SENİN OLAN

Sahiplenmek… Her şeyi… Sanki seninmiş gibi, hiç senden ayrılmayacakmış gibi ya da sen ondan hiç ayrılmayacakmışsın...

Sahiplenmek… Her şeyi… Sanki seninmiş gibi, hiç senden ayrılmayacakmış gibi ya da sen ondan hiç ayrılmayacakmışsın gibi. Ama hayat insana zaman zaman sürprizler hazırlıyor pek de beklemediği bir anda. “Benim” dediğiniz, sahiplendiğiniz bir şey bir anda sizi bırakıp gidebiliyor.

Kök saldığımızı sanıyoruz bulunduğumuz toprağa bir ağaç gibi. Lakin öyle bir şey yaşanıyor ki kökleri söküyor. Yani sağlam zannettiğiniz, sarsılmaz sandığınız, bizim dediğiniz şeyler bir çırpıda terk edebiliyor sizi ve yerinden söküp savurabiliyor insanı.

Mekanları sahipleniyoruz önce, sonra insanları. Onların azizliğine uğradığımızda anlıyoruz ne kadar bağlanıp sahiplendiğimizi. Belki de bu sahiplenme nedeniyle yaşadıklarımızı içimize sindiremiyoruz, hazmedemiyoruz. Kendi davranışınız gibi kendinize de öyle bir muamele beklerken ummadığımız sonuçlarla karşılaşabiliyorsunuz. İçiniz acıyor haliyle ve kırılıyor kalbiniz…

Sonra sağlığı benleniyorsunuz. Kendimizi yani. Hep sağlıklı kalacakmışız gibi. Elimizi, gözümüzü, dişimizi hep bizde kalacakmış gibi görüyor ve biraz hoyratça kullanıyoruz, yeterince değerini bilemiyoruz.

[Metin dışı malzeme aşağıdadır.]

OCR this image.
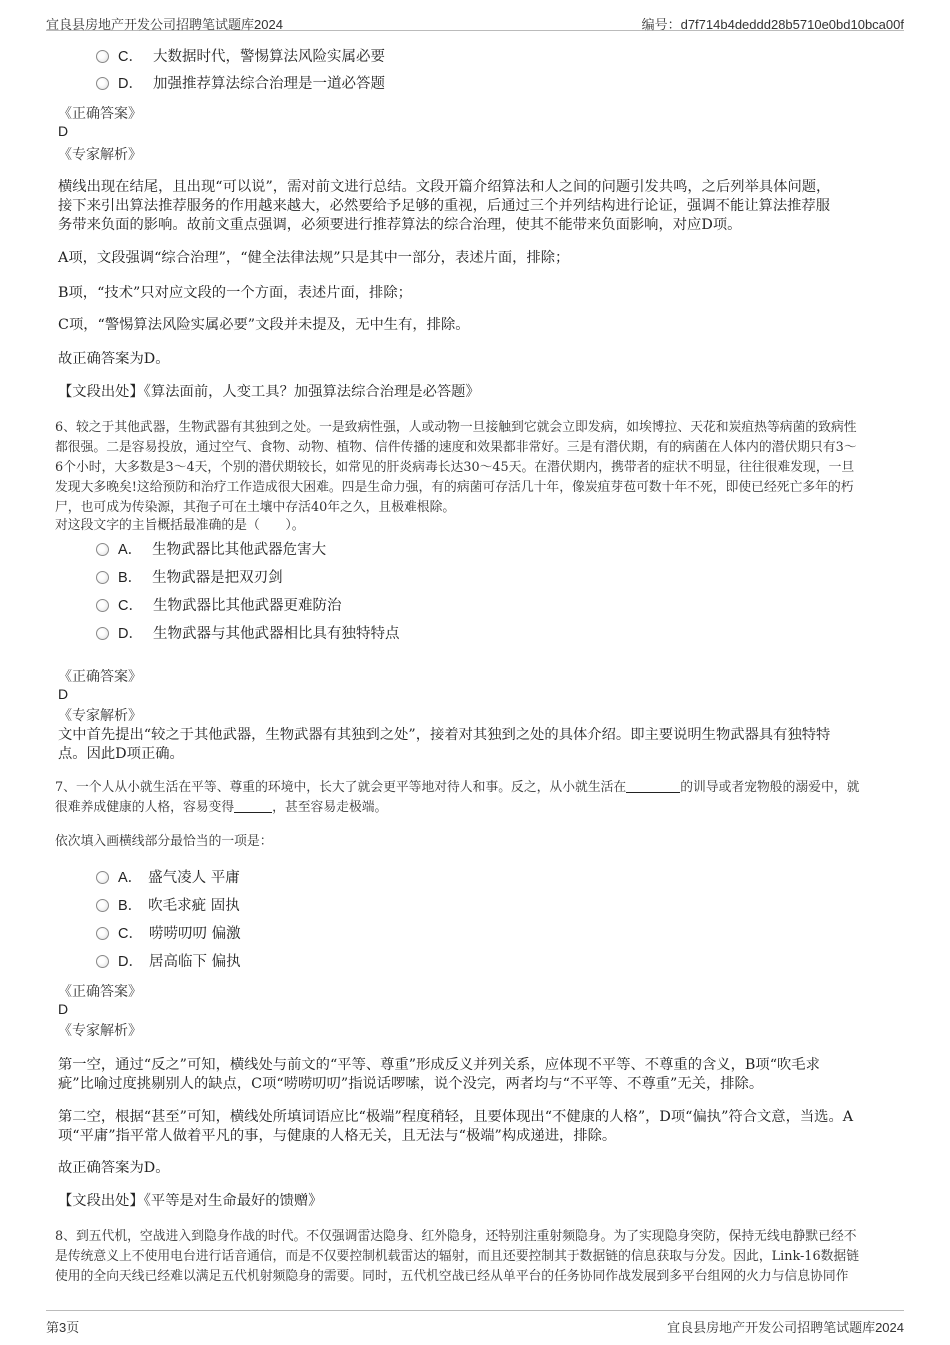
宜良县房地产开发公司招聘笔试题库2024	编号：d7f714b4deddd28b5710e0bd10bca00f
C． 大数据时代，警惕算法风险实属必要
D． 加强推荐算法综合治理是一道必答题
《正确答案》
D
《专家解析》
横线出现在结尾，且出现“可以说”，需对前文进行总结。文段开篇介绍算法和人之间的问题引发共鸣，之后列举具体问题，
接下来引出算法推荐服务的作用越来越大，必然要给予足够的重视，后通过三个并列结构进行论证，强调不能让算法推荐服
务带来负面的影响。故前文重点强调，必须要进行推荐算法的综合治理，使其不能带来负面影响，对应D项。
A项，文段强调“综合治理”，“健全法律法规”只是其中一部分，表述片面，排除；
B项，“技术”只对应文段的一个方面，表述片面，排除；
C项，“警惕算法风险实属必要”文段并未提及，无中生有，排除。
故正确答案为D。
【文段出处】《算法面前，人变工具？加强算法综合治理是必答题》
6、较之于其他武器，生物武器有其独到之处。一是致病性强，人或动物一旦接触到它就会立即发病，如埃博拉、天花和炭疽热等病菌的致病性
都很强。二是容易投放，通过空气、食物、动物、植物、信件传播的速度和效果都非常好。三是有潜伏期，有的病菌在人体内的潜伏期只有3～
6个小时，大多数是3～4天，个别的潜伏期较长，如常见的肝炎病毒长达30～45天。在潜伏期内，携带者的症状不明显，往往很难发现，一旦
发现大多晚矣!这给预防和治疗工作造成很大困难。四是生命力强，有的病菌可存活几十年，像炭疽芽苞可数十年不死，即使已经死亡多年的朽
尸，也可成为传染源，其孢子可在土壤中存活40年之久，且极难根除。
对这段文字的主旨概括最准确的是（　　）。
A． 生物武器比其他武器危害大
B． 生物武器是把双刃剑
C． 生物武器比其他武器更难防治
D． 生物武器与其他武器相比具有独特特点
《正确答案》
D
《专家解析》
文中首先提出“较之于其他武器，生物武器有其独到之处”，接着对其独到之处的具体介绍。即主要说明生物武器具有独特特
点。因此D项正确。
7、一个人从小就生活在平等、尊重的环境中，长大了就会更平等地对待人和事。反之，从小就生活在	的训导或者宠物般的溺爱中，就
很难养成健康的人格，容易变得	，甚至容易走极端。
依次填入画横线部分最恰当的一项是：
A． 盛气凌人 平庸
B． 吹毛求疵 固执
C． 唠唠叨叨 偏激
D． 居高临下 偏执
《正确答案》
D
《专家解析》
第一空，通过“反之”可知，横线处与前文的“平等、尊重”形成反义并列关系，应体现不平等、不尊重的含义，B项“吹毛求
疵”比喻过度挑剔别人的缺点，C项“唠唠叨叨”指说话啰嗦，说个没完，两者均与“不平等、不尊重”无关，排除。
第二空，根据“甚至”可知，横线处所填词语应比“极端”程度稍轻，且要体现出“不健康的人格”，D项“偏执”符合文意，当选。A
项“平庸”指平常人做着平凡的事，与健康的人格无关，且无法与“极端”构成递进，排除。
故正确答案为D。
【文段出处】《平等是对生命最好的馈赠》
8、到五代机，空战进入到隐身作战的时代。不仅强调雷达隐身、红外隐身，还特别注重射频隐身。为了实现隐身突防，保持无线电静默已经不
是传统意义上不使用电台进行话音通信，而是不仅要控制机载雷达的辐射，而且还要控制其于数据链的信息获取与分发。因此，Link-16数据链
使用的全向天线已经难以满足五代机射频隐身的需要。同时，五代机空战已经从单平台的任务协同作战发展到多平台组网的火力与信息协同作
第3页	宜良县房地产开发公司招聘笔试题库2024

Ancak kaybedince anlıyoruz gerçekten kıymetini. Oysaki gerçekten bizimle kalabilmeleri için kaybetmeden değerini bilmek gerekiyor.

Şimdi bize sorsalar, hangi uzvunuzdan fedakarlık edersiniz, hangisinden vazgeçebilirsiniz diye, herhalde hep bir ağızdan “hiçbirinden” diye bağırırız. Öyleyse hep sanki bize bu soruluyormuş gibi düşünmeli ve bakış açımızı sahip olduklarımıza göre oluşturmalıyız.

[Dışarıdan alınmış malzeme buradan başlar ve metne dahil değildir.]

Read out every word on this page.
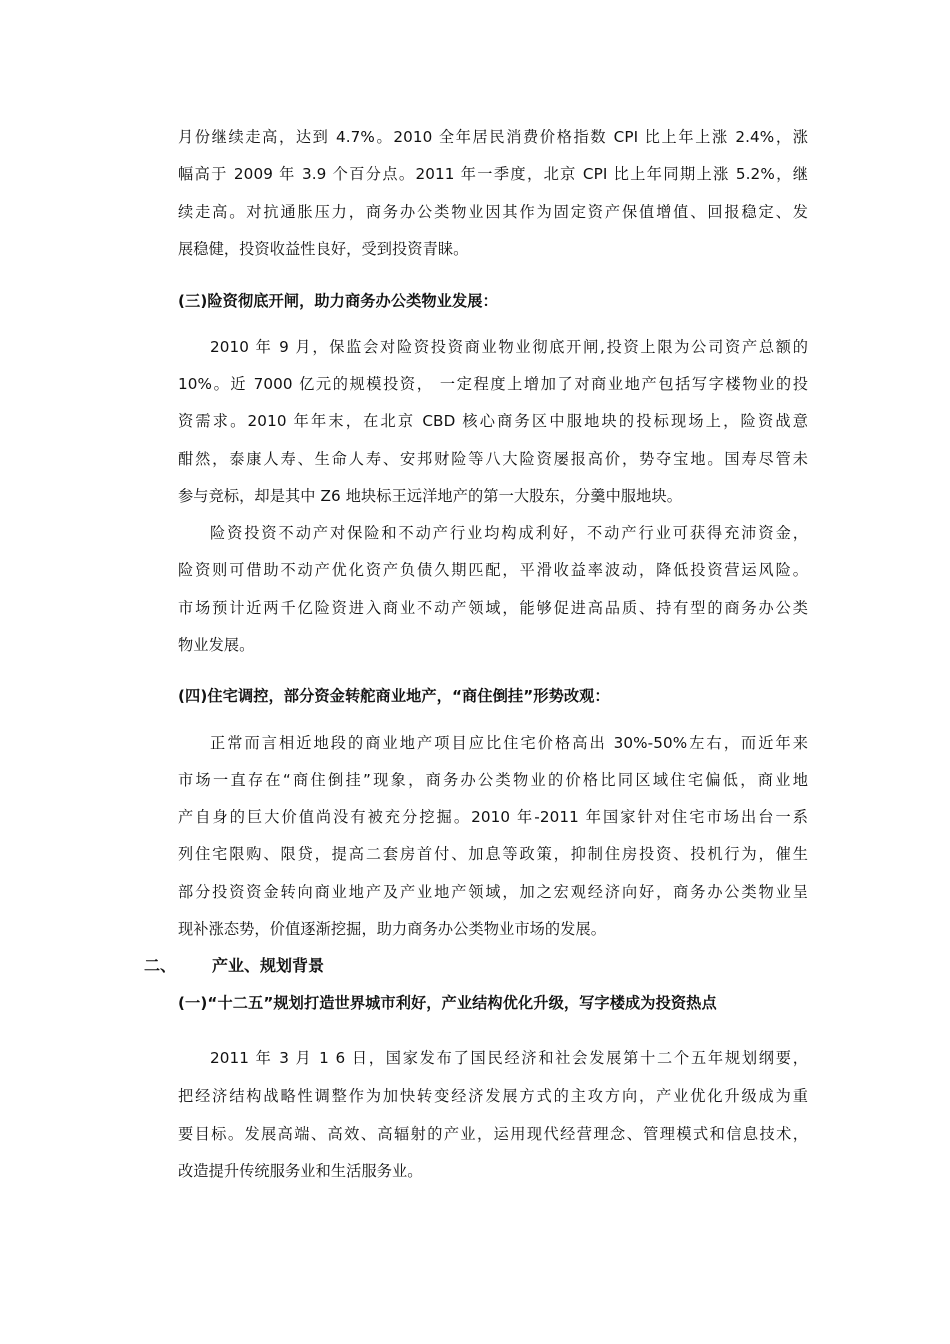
月份继续走高，达到 4.7%。2010 全年居民消费价格指数 CPI 比上年上涨 2.4%，涨
幅高于 2009 年 3.9 个百分点。2011 年一季度，北京 CPI 比上年同期上涨 5.2%，继
续走高。对抗通胀压力，商务办公类物业因其作为固定资产保值增值、回报稳定、发
展稳健，投资收益性良好，受到投资青睐。
(三)险资彻底开闸，助力商务办公类物业发展：
2010 年 9 月，保监会对险资投资商业物业彻底开闸,投资上限为公司资产总额的
10%。近 7000 亿元的规模投资， 一定程度上增加了对商业地产包括写字楼物业的投
资需求。2010 年年末，在北京 CBD 核心商务区中服地块的投标现场上，险资战意
酣然，泰康人寿、生命人寿、安邦财险等八大险资屡报高价，势夺宝地。国寿尽管未
参与竞标，却是其中 Z6 地块标王远洋地产的第一大股东，分羹中服地块。
险资投资不动产对保险和不动产行业均构成利好，不动产行业可获得充沛资金，
险资则可借助不动产优化资产负债久期匹配，平滑收益率波动，降低投资营运风险。
市场预计近两千亿险资进入商业不动产领域，能够促进高品质、持有型的商务办公类
物业发展。
(四)住宅调控，部分资金转舵商业地产，“商住倒挂”形势改观：
正常而言相近地段的商业地产项目应比住宅价格高出 30%-50%左右，而近年来
市场一直存在“商住倒挂”现象，商务办公类物业的价格比同区域住宅偏低，商业地
产自身的巨大价值尚没有被充分挖掘。2010 年-2011 年国家针对住宅市场出台一系
列住宅限购、限贷，提高二套房首付、加息等政策，抑制住房投资、投机行为，催生
部分投资资金转向商业地产及产业地产领域，加之宏观经济向好，商务办公类物业呈
现补涨态势，价值逐渐挖掘，助力商务办公类物业市场的发展。
二、 产业、规划背景
(一)“十二五”规划打造世界城市利好，产业结构优化升级，写字楼成为投资热点
2011 年 3 月 1 6 日，国家发布了国民经济和社会发展第十二个五年规划纲要，
把经济结构战略性调整作为加快转变经济发展方式的主攻方向，产业优化升级成为重
要目标。发展高端、高效、高辐射的产业，运用现代经营理念、管理模式和信息技术，
改造提升传统服务业和生活服务业。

Yine hayatımızı bir bütün olarak düşünürsek; yaşadığımız her an da hayatımızın uzuvları. Öyleyse onlar da bizi terk edebilir ve terk ediyorlar. Zaman dediğimiz sermaye her an azalıyor. Ve onu değerlendirip değerlendirmediğimize göre de adı değişiyor.

Hayat

zaman

zaman dediğin

şu an

var olan o

gayrısın

bilinmeze

Nefes nefese eklenirken, kıymetini bilirsen ömür bereketlenir.